Muhtar Bile…
Ertuğrul Özkök, meşhur Muhtar Bile Olamaz manşetini, müdafaa etmek zorunda kalmadı yıllarca. Ama rüzgâr döndü, muhtar bile olamayacağı sevinçle manşetten haykırılan adam Başbakan oldu. İlk yaptığı şeylerden biri, Özkök’ün manşetini hatırlatmak oldu. O gün bugündür Özkök –yaptığı başka birkaç zırvalıkla birlikte– bu manşetin de hesabını vermeye çalışıyor. Ahalinin zekâsına hakaret edercesine, mealen “biz sadece yargının kararını tekrarladık” deyip dursa da, hepimiz biliyoruz ki, o manşet bir zafer narasıydı.
İşine gelmediğinde bir yığın yargı kararına kafa tutmuş birinin, bir demokrasi ayıbı olan ve –tıpkı bugünkü gibi– komutayla karar veren bir güya-yargının kararını manşete taşımasının hesabını bir de ben soracak değilim. Yeterince soruldu. Hatta herhalde yeterinden fazla…
Mesele şu (şimdi Özkök’e durup durup aynı hesabı soranlar kısa pantolonla sokakta misket oynarken, şartlar şimdiki gibi elverişli değilken, rüzgâr Özkök’ün arkasından esip onun yelkenlerini doldururken Özkök’le hesaplaşmak için hiçbir fırsatı kaçırmamış biri olarak soruyorum): Özkök’ün ve onun patronunun ne olmasını istiyorsunuz? Başlarına ne gelirse huzura ereceksiniz? Sırtlarında birer çarmıhla sokak sokak gezdirilirlerse mi ancak karnınızın şişliği ortadan kalkacak? O bile mi kesmeyecek yoksa? Ne olmalı?
***
Akşam’da yazarken, Uludere sonrasında devlet adına konuşanlara sormuştum: PKK TSK’ya Ne Vakit Eşitlendi? Devlet adına, TSK’nın yanında konuşanlar, PKK’dan söz ederken, neredeyse devletin ayna simetriği bir özneden söz ediyor gibiydiler. Bence PKK’ya en büyük hizmeti onlar verdiler. Onların PKK’ya yaptığı kıyağı bir halkla ilişikler şirketinden hizmet alarak edinmeye kalksa, PKK’nın milyar dolar dökmesi lazım gelirdi.

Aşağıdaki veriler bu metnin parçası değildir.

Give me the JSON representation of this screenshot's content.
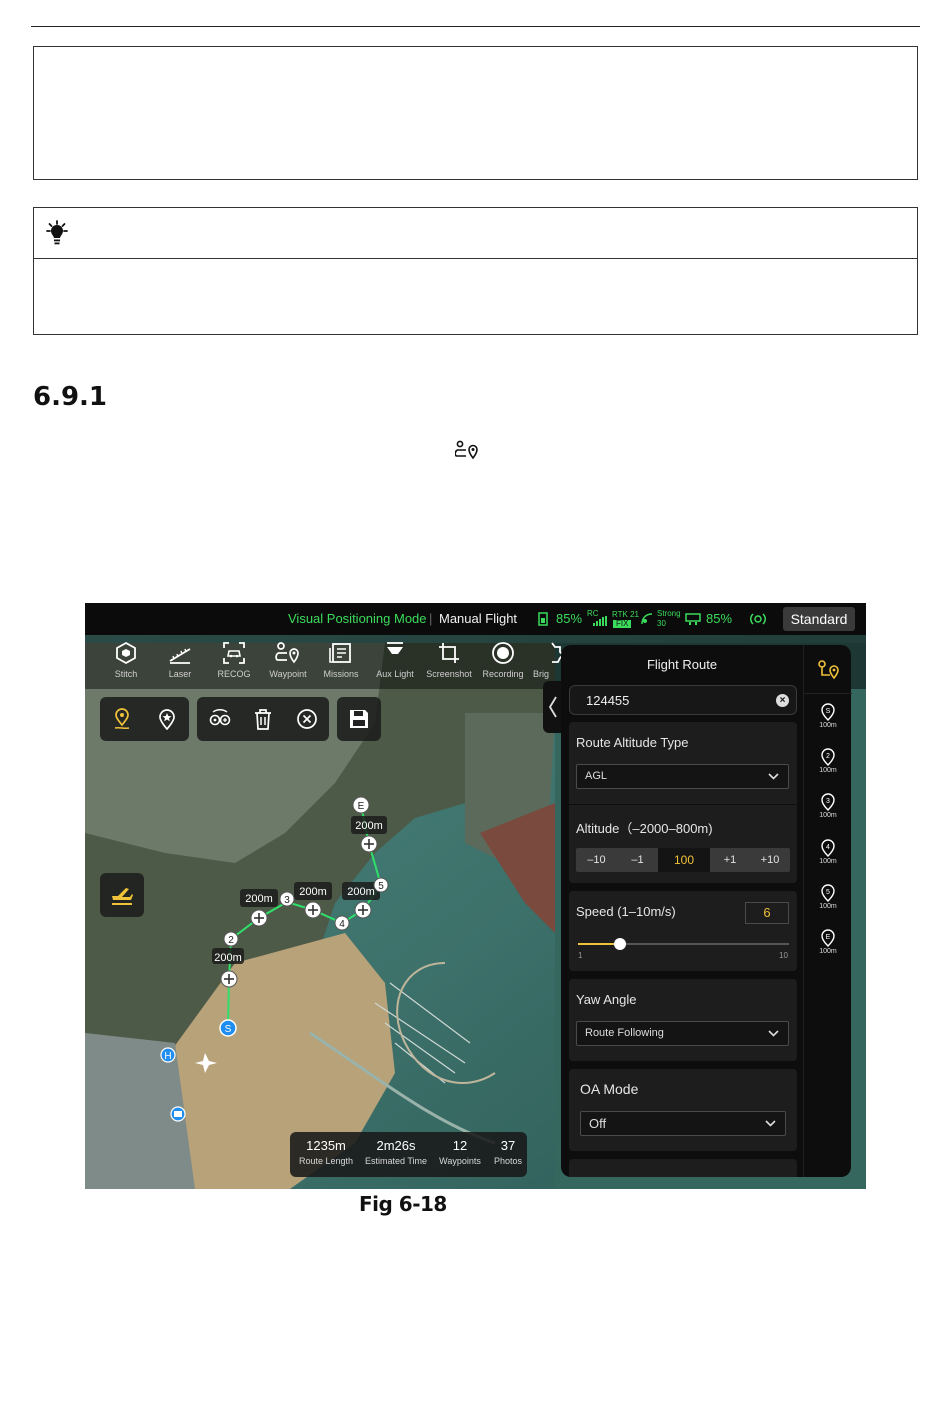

Şimdi, artık duvara dayanmış Erdoğan’ı Özkök ve patronu Doğan’a eşitleyenler, akıllarınca kendi velinimetlerine kıyak yapıyorlar ama aslında Erdoğan’a onların verdiği zararı kimse veremez. Birkaç yıl öncesinin dünya lideri, şimdi bir pop sosyolog ile onun halk düşmanı patronunu dengeleyecek bir sıklete ancak sahip. Çok acıklı.
***
Bildik hikâye ya, hatırlatayım. Adam hayırsız ve akılsız oğluna ikide bir “sen adam olamazsın” dermiş. Oğlan büyümüş paşa olmuş. Adamlarını yollayıp babasını sarayına getirtmiş. “Bana ‘sen adam olmazsın’ diyordun ama bak paşa oldum” diye kostaklanmış. Adam da “paşa olamazsın demedim ki, adam olamazsın dedim” diye cevap vermiş.

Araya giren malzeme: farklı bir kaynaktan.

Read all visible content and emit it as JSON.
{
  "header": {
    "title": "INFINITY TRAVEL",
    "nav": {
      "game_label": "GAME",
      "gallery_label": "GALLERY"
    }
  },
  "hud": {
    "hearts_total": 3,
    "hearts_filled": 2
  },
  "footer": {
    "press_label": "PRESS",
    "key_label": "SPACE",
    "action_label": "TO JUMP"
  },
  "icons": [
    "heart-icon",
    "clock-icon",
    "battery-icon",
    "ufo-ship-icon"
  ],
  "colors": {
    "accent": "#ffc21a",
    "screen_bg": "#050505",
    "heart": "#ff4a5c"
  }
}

Kerameti kendinden menkul birileri, güç zehirlenmesinin de etkisiyle, Erdoğan için “muhtar olamaz” fetvasını verdiler. Ahali de “madem öyle” dedi, onu önce Başbakan, sonra da nihayet Cumhurbaşkanı yaptı. Ahalinin gücü bunlara yeter. Ama adam olmayacak adamı adam yapmaya yetmez. O, onun içinde olacak.
Şimdi sorayım, “Özkök’e ve Doğan’a ne olursa içiniz ferahlayacak” sorusuna ilaveten sorayım: Ahali Erdoğan’ı daha ne yaparsa içiniz soğuyacak? Daha ne?